Défendre son ADN de marque media
Pivoter vers la vidéo semble donc être un doux mirage auquel ont cru beaucoup de médias. Mais n’y a-t-il que des perdants dans cette bataille ? Loin de là : les purs players vidéos tirent aujourd’hui leur épingle du jeu. Démarrant à petite échelle, ils constituent progressivement leurs équipes avec des coûts fixes qui n’augmentent ensuite qu’en fonction de la demande et proposent des contenus qualitatifs pour toucher un public cible bien défini. C’est le cas de Brut, cité en début d’article, mais aussi de Konbini, qui ont bien su trouver leurs créneaux. Ce pur player de la vidéo dit « utiliser le levier de la pop-culture, c’est-à-dire traiter des sujets du quotidien pour susciter la discussion », selon les mots d’un de ses responsables. En publiant deux à trois vidéos par jour, Konbini s’est forgé une connaissance approfondie des 18-34 ans et de leurs attentes en termes d’information. Le groupe ne cherche pas la quantité de vues mais un réel engagement chez ses lecteurs.
Dans ce cadre, ces nouveaux médias s’appuient en général sur un business model simple : ils vendent du brand content sous forme de films aux marques et aux agences de communication pour financer, en parallèle, les vidéos plus « sérieuses » et indépendantes. Comme on le sait, avec Tasty, Buzzfeed a ouvert la voie à un nouveau type de médias qui créé lui-même son pôle publicitaire pour contourner la fuite des revenus publicitaires sur les réseaux sociaux. Aux confins de l’info et du loisir, l’infotainment a donc des ailes qui poussent…. ce qui peut, évidemment, susciter la critique : « Buzzfeed et Vice ont fait du mal à la profession de journaliste en faisant planer le doute sur l’impartialité de l’info et des messages véhiculés dans les vidéos. Il est pourtant aisé d’afficher clairement si le film est sponsorisé ou non. C’est notre choix depuis nos débuts et c’est ce qui fait aussi notre notoriété », explique un professionnel des medias.

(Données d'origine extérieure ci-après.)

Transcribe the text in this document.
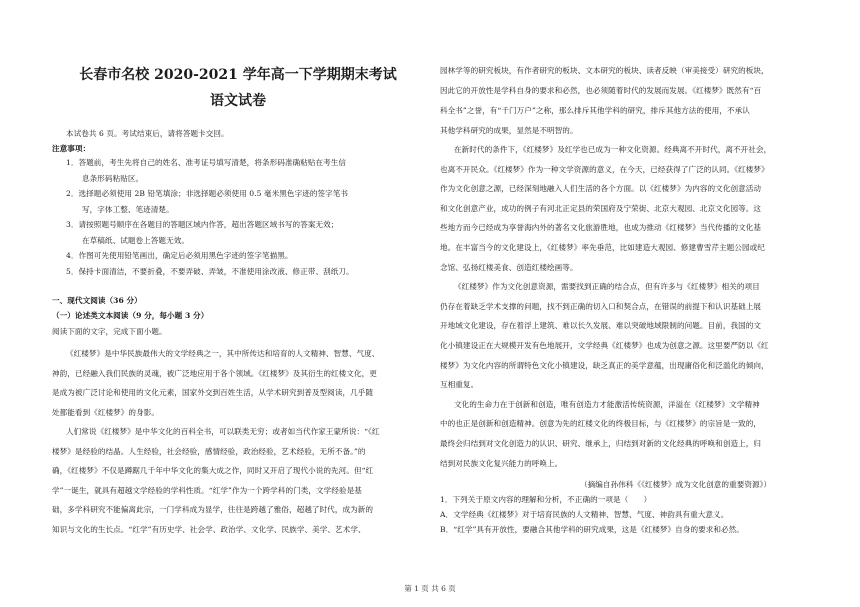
长春市名校 2020-2021 学年高一下学期期末考试
语文试卷
本试卷共 6 页。考试结束后，请将答题卡交回。
注意事项：
1．答题前，考生先将自己的姓名、准考证号填写清楚，将条形码准确粘贴在考生信
息条形码粘贴区。
2．选择题必须使用 2B 铅笔填涂；非选择题必须使用 0.5 毫米黑色字迹的签字笔书
写，字体工整、笔迹清楚。
3．请按照题号顺序在各题目的答题区域内作答，超出答题区域书写的答案无效；
在草稿纸、试题卷上答题无效。
4．作图可先使用铅笔画出，确定后必须用黑色字迹的签字笔描黑。
5．保持卡面清洁，不要折叠，不要弄破、弄皱，不准使用涂改液、修正带、刮纸刀。
一、现代文阅读（36 分）
（一）论述类文本阅读（9 分，每小题 3 分）
阅读下面的文字，完成下面小题。
《红楼梦》是中华民族最伟大的文学经典之一，其中所传达和培育的人文精神、智慧、气度、
神韵，已经融入我们民族的灵魂，被广泛地应用于各个领域。《红楼梦》及其衍生的红楼文化，更
是成为被广泛讨论和使用的文化元素，国家外交到百姓生活，从学术研究到普及型阅读，几乎随
处都能看到《红楼梦》的身影。
人们常说《红楼梦》是中华文化的百科全书，可以联类无穷；或者如当代作家王蒙所说：“《红
楼梦》是经验的结晶。人生经验，社会经验，感情经验，政治经验，艺术经验，无所不备。”的
确，《红楼梦》不仅是蹲踞几千年中华文化的集大成之作，同时又开启了现代小说的先河。但“红
学”一诞生，就具有超越文学经验的学科性质。“红学”作为一个跨学科的门类，文学经验是基
础，多学科研究不能偏离此宗，一门学科成为显学，往往是跨越了雅俗，超越了时代，成为新的
知识与文化的生长点。“红学”有历史学、社会学、政治学、文化学、民族学、美学、艺术学、
园林学等的研究板块，有作者研究的板块、文本研究的板块、读者反映（审美接受）研究的板块，
因此它的开放性是学科自身的要求和必然，也必须随着时代的发展而发展。《红楼梦》既然有“百
科全书”之誉，有“千门万户”之称，那么排斥其他学科的研究，排斥其他方法的使用，不承认
其他学科研究的成果，显然是不明智的。
在新时代的条件下，《红楼梦》及红学也已成为一种文化资源。经典离不开时代，离不开社会，
也离不开民众。《红楼梦》作为一种文学资源的意义，在今天，已经获得了广泛的认同。《红楼梦》
作为文化创意之源，已经深刻地融入人们生活的各个方面。以《红楼梦》为内容的文化创意活动
和文化创意产业，成功的例子有河北正定县的荣国府及宁荣街、北京大观园、北京文化园等。这
些地方而今已经成为享誉海内外的著名文化旅游胜地，也成为推动《红楼梦》当代传播的文化基
地。在丰富当今的文化建设上，《红楼梦》率先垂范，比如建造大观园、修建曹雪芹主题公园或纪
念馆、弘扬红楼美食、创造红楼绘画等。
《红楼梦》作为文化创意资源，需要找到正确的结合点，但有许多与《红楼梦》相关的项目
仍存在着缺乏学术支撑的问题，找不到正确的切入口和契合点，在错误的前提下和认识基础上展
开地域文化建设，存在着浮上建筑、难以长久发展、难以突破地域限制的问题。目前，我国的文
化小镇建设正在大规模开发有色地展开，文学经典《红楼梦》也成为创意之源。这里要严防以《红
楼梦》为文化内容的所谓特色文化小镇建设，缺乏真正的美学意蕴，出现庸俗化和泛滥化的倾向，
互相重复。
文化的生命力在于创新和创造，唯有创造力才能激活传统资源，洋溢在《红楼梦》文学精神
中的也正是创新和创造精神。创意为先的红楼文化的终极目标，与《红楼梦》的宗旨是一致的，
最终会归结到对文化创造力的认识、研究、继承上，归结到对新的文化经典的呼唤和创造上，归
结到对民族文化复兴能力的呼唤上。
（摘编自孙伟科《《红楼梦》成为文化创意的重要资源》）
1．下列关于原文内容的理解和分析，不正确的一项是（　　）
A．文学经典《红楼梦》对于培育民族的人文精神、智慧、气度、神韵具有重大意义。
B．“红学”具有开放性，要融合其他学科的研究成果，这是《红楼梦》自身的要求和必然。
第 1 页 共 6 页
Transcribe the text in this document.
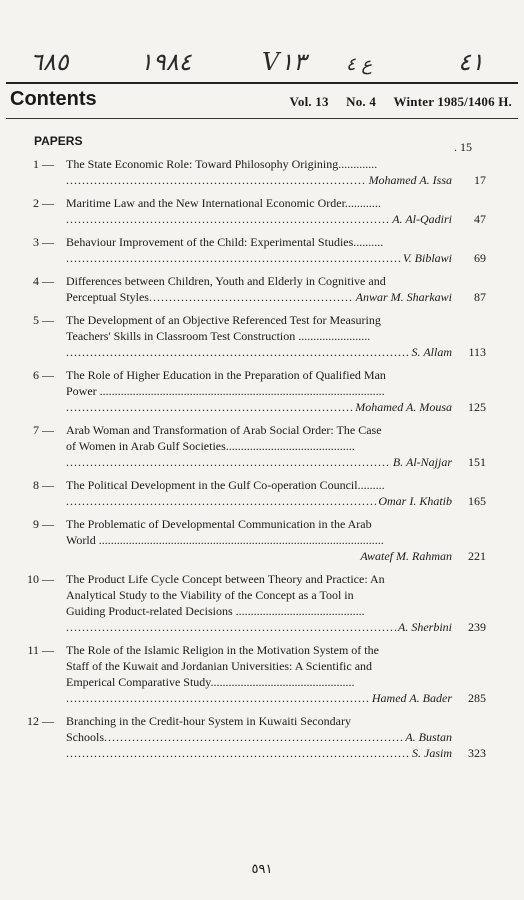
٦٨٥	١٩٨٤	V١٣ ع ٤	٤١
Contents	Vol. 13 No. 4 Winter 1985/1406 H.
PAPERS	. 15
1 — The State Economic Role: Toward Philosophy Origining.............
.....
Mohamed A. Issa 17
2 — Maritime Law and the New International Economic Order............
.....
A. Al-Qadiri 47
3 — Behaviour Improvement of the Child: Experimental Studies..........
.....
V. Biblawi 69
4 — Differences between Children, Youth and Elderly in Cognitive and
Perceptual Styles .....	Anwar M. Sharkawi 87
5 — The Development of an Objective Referenced Test for Measuring
Teachers' Skills in Classroom Test Construction ........................
.....
S. Allam 113
6 — The Role of Higher Education in the Preparation of Qualified Man
Power ...............................................................................................
.....
Mohamed A. Mousa 125
7 — Arab Woman and Transformation of Arab Social Order: The Case
of Women in Arab Gulf Societies...........................................
.....
B. Al-Najjar 151
8 — The Political Development in the Gulf Co-operation Council.........
.....
Omar I. Khatib 165
9 — The Problematic of Developmental Communication in the Arab
World ...............................................................................................
Awatef M. Rahman 221
10 — The Product Life Cycle Concept between Theory and Practice: An
Analytical Study to the Viability of the Concept as a Tool in
Guiding Product-related Decisions ...........................................
.....
A. Sherbini 239
11 — The Role of the Islamic Religion in the Motivation System of the
Staff of the Kuwait and Jordanian Universities: A Scientific and
Emperical Comparative Study................................................
.....
Hamed A. Bader 285
12 — Branching in the Credit-hour System in Kuwaiti Secondary
Schools .....	A. Bustan
.....
S. Jasim 323
٥٩١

« Il est aujourd’hui impossible de créer une boîte de médias qui se passerait des réseaux sociaux car toutes les audiences y sont présentes. Néanmoins, il ne faut pas oublier que ces plateformes ont besoin des éditeurs car elles vivent en partie de nos contenus », explique Michael Philippe. C’est bien sur ce constat que doivent s’appuyer les médias sans pour autant renier leur ADN au risque de s’effondrer. La vidéo peut sauver une partie des médias, ceux qui sont jeunes, agiles et dont le business model reste flexible. Pour les autres, le « pivot to video » n’est pas la meilleure idée qui soit.